Open universalmind303 opened 2 weeks ago
Just noting that this would be a departure from Spark behavior I believe, and would involve coalescing the data into 1 partition...
Should we maybe add a kwarg like single_file=True
instead?
It may deviate from spark, but all other popular data tools return a single file. (polars, pyarrow, pandas, duckdb)
for example
# polars -- single file
pl.read_csv("some_file").write_parquet('./data.parquet')
# pyarrow via polars = single file
pl.read_csv("some_file").write_parquet('./data.parquet', use_pyarrow=True)
# pandas -- single file
pd.read_csv("some_file").to_parquet('./data.parquet')
# duckdb -- single file
duckdb.read_csv("some_file").write_parquet('./data.parquet')
Just wanted to point out that the standard behavior from pyarrow is not necessarily to return a single file if you enable partitions, also it is worth noting that having multiple smaller parquet files can speed up reads when using spark (maybe also daft?). @universalmind303 maybe you can expand a bit on our usecase for having a single parquet file?
Also if you want to mimic how spark does this you can force the number of files with the repartition command.

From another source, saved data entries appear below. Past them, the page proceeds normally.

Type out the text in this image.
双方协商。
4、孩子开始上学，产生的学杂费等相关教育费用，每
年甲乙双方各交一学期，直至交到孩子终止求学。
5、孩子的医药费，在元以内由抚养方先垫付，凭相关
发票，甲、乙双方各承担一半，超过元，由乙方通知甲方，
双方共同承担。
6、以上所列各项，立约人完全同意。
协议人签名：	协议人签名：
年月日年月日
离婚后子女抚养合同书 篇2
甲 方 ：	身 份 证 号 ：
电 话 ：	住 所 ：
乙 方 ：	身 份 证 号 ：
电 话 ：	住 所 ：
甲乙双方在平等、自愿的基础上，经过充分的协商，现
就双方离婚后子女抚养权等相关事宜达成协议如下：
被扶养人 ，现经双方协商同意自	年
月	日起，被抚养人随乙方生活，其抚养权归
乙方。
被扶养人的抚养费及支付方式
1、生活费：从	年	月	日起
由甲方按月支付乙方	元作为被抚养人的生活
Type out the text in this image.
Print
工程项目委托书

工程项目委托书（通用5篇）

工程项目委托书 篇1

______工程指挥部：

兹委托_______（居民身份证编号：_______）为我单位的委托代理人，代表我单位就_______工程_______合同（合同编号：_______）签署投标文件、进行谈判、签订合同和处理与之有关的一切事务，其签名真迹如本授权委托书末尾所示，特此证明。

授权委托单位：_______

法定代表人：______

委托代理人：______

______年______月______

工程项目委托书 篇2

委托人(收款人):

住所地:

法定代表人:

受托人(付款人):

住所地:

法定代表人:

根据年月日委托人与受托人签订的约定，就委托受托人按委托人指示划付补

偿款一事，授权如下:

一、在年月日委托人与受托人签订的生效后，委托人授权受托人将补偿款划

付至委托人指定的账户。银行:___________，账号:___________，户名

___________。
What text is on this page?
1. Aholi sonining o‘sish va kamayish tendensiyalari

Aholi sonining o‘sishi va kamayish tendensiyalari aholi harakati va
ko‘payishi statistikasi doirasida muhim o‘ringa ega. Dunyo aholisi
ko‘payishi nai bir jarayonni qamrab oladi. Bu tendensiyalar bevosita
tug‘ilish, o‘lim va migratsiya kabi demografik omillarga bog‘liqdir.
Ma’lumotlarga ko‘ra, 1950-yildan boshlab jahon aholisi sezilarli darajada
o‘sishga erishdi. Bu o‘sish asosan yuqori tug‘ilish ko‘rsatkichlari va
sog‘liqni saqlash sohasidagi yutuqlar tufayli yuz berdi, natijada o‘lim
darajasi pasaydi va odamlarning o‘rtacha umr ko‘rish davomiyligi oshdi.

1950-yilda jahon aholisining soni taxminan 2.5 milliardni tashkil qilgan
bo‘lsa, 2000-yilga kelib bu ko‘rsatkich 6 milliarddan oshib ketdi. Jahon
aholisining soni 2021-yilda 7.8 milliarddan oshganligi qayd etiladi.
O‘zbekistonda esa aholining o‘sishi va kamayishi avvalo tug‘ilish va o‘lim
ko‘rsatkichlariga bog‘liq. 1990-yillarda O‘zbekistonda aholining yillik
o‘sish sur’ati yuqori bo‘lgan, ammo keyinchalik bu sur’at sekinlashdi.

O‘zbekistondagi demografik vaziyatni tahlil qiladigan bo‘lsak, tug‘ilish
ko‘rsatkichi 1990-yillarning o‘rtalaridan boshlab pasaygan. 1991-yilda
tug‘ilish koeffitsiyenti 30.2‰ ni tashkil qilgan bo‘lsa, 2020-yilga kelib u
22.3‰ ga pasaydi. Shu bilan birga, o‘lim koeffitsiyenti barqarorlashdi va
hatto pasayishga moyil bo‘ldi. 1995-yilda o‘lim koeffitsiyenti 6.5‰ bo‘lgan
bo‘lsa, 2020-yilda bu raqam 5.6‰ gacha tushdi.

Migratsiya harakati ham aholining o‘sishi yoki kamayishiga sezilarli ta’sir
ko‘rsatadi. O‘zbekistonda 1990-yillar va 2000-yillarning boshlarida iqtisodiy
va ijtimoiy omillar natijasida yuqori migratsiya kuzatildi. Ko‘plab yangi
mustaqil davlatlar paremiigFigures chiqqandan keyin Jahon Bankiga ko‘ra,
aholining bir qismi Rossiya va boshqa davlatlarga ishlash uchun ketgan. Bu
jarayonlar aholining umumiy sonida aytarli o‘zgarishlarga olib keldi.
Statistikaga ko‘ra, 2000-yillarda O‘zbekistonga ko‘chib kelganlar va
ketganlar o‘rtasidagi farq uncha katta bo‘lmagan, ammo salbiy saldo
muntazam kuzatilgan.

Is your feature request related to a problem? Please describe. I want to write to a single parquet file
Describe the solution you'd like
Currently this writes to
my_file_new.parquet/<uuid>.parquet
If the user specifies a directory, we should write as above, but if they specify an exact single file like
my_file_new.parquet
, then it should be coalesced to that single file